The spat over agriculture centers on Europe’s refusal to accept any declaration that calls for the abolition of export subsidies for agricultural commodities, which total about $4 billion for Europe each year. Australia is leading a group that includes Canada, Brazil and Argentina in demanding a prohibition.
Though trade rules banned export subsidies for industrial products more than 50 years ago, European Agriculture Commissioner Franz Fischler said the 15 EU nations will not concede this point for the farm sector in Doha. “Agriculture cannot be treated like any other industry,” he said.

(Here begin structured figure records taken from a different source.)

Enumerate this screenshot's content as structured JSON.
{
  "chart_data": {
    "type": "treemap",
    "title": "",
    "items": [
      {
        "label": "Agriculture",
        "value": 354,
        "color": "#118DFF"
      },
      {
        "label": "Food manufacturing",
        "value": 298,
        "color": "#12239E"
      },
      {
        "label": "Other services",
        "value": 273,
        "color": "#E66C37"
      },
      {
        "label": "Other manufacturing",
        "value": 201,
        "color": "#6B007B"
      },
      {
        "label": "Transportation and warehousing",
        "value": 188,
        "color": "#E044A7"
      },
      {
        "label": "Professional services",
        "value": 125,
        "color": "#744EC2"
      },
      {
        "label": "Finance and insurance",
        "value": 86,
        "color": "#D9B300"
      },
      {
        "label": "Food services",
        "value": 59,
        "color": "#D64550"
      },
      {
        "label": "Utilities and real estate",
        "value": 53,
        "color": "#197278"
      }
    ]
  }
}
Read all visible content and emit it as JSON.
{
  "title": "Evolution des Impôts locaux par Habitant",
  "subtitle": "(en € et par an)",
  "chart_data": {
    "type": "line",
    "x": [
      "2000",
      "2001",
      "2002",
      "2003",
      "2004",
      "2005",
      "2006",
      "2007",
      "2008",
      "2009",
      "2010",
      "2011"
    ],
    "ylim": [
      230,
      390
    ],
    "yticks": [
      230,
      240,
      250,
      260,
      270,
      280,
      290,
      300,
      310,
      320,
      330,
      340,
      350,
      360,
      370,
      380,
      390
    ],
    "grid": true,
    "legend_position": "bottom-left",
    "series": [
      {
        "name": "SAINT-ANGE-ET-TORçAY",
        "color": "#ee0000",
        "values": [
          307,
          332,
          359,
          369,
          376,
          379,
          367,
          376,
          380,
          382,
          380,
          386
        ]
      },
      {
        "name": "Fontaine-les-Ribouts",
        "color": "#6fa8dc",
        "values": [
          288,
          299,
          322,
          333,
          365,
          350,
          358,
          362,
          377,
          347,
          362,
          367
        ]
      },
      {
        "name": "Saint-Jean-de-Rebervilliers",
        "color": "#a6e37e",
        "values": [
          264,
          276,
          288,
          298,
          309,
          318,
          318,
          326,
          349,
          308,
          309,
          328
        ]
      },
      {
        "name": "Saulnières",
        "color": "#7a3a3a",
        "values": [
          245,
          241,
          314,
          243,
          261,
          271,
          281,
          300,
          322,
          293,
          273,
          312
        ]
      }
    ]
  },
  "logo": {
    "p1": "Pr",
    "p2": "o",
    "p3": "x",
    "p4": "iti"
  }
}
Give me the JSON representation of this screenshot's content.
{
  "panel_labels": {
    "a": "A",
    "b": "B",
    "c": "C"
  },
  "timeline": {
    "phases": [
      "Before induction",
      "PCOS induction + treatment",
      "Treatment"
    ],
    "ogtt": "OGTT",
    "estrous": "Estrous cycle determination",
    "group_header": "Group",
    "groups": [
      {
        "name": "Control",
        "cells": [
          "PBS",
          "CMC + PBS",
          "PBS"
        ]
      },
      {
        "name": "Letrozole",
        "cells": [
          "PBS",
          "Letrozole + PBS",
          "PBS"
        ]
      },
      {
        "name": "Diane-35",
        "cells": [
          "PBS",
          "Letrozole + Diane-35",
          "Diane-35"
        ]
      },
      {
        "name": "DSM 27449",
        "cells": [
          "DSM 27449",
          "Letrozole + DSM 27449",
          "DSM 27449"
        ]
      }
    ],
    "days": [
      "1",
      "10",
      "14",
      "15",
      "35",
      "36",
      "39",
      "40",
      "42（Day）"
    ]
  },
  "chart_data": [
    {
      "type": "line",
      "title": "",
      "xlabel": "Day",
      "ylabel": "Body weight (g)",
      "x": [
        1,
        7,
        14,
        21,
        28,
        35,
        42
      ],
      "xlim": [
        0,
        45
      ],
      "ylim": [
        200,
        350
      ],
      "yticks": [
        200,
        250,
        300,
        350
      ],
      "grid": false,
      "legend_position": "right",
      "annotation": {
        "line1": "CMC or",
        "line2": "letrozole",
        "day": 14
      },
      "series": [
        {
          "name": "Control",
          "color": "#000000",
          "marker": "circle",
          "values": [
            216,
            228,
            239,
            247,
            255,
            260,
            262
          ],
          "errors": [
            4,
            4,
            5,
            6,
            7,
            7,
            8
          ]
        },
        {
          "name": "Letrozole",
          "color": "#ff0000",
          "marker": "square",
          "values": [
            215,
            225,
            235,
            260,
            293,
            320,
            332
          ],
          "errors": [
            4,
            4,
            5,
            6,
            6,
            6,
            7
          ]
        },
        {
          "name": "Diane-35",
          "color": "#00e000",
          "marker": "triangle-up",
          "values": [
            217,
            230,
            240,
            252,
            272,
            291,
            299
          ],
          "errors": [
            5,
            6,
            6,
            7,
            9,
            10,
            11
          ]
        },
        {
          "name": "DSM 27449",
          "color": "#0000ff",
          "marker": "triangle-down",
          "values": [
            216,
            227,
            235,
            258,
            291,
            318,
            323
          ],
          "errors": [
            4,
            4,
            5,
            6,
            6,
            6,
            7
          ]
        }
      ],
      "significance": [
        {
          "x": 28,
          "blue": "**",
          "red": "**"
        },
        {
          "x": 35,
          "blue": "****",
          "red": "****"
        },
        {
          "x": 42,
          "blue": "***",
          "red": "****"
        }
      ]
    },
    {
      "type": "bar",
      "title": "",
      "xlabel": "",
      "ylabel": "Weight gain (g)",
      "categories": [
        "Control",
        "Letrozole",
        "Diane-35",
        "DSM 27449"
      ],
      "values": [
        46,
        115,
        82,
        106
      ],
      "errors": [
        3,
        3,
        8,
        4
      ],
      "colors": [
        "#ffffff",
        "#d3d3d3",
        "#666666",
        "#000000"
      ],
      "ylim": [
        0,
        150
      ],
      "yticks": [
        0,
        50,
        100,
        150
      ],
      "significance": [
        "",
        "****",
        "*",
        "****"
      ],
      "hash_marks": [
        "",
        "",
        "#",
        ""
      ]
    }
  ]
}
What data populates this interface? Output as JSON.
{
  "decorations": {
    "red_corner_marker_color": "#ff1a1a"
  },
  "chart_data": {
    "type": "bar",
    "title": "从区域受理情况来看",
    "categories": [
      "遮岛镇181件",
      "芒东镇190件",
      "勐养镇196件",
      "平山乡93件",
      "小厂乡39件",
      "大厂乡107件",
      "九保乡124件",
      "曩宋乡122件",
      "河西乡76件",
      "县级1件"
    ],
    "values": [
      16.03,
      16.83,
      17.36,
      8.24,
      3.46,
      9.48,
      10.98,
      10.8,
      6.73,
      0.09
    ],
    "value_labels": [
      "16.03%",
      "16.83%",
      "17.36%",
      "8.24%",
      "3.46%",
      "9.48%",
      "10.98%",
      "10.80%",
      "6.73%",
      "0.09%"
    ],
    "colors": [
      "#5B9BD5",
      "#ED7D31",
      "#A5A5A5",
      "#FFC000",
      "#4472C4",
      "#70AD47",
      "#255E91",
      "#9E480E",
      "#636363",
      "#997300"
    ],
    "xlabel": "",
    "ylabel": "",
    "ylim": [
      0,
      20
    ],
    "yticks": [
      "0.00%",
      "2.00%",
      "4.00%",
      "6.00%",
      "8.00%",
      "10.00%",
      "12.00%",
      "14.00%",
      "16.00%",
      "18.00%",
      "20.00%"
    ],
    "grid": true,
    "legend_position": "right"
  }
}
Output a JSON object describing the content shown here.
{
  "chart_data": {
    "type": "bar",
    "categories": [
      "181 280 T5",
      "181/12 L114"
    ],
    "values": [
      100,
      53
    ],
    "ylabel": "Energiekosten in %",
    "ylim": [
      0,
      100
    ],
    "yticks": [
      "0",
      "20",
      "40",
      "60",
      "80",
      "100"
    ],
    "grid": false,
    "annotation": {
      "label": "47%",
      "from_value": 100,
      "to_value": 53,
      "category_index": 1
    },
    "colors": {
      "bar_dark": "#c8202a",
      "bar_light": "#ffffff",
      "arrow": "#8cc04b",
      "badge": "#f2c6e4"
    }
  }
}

Standing behind Mr. Fischler is the French government, a vocal opponent of reforming Europe’s agricultural programs for decades. “No European would accept a text containing the notion,” said Laurent Fabius, the French finance minister.
The United States is urging both sides to accept the draft text that calls for negotiations “with a view toward phasing out” export subsidies, something both Europe and Australian so far have rejected outright, a U.S. official said. So far, no one has come forward with a compromise text, trade officials said.
The patent issue has emerged over the past few years as Brazil and many African countries have struggled to secure supplies of low-cost drugs to fight AIDS. The United States, home to many major pharmaceutical companies, has resisted Brazil’s demands that the trade ministers create an exception to WTO patent agreements for public health measure.
American negotiators fear that such a broad carve-out on patent rules would allow governments to wantonly ignore patents, which U.S. companies insist are crucial to encouraging the development of innovative pharmaceuticals in the first place. A senior U.S. official suggested the United States would seek a narrower exception, an idea that drew a positive reaction from Brazil.
“We are prepared to discuss limits, provided we have some wise proposals,” said Jose Serra, Brazil’s health minister.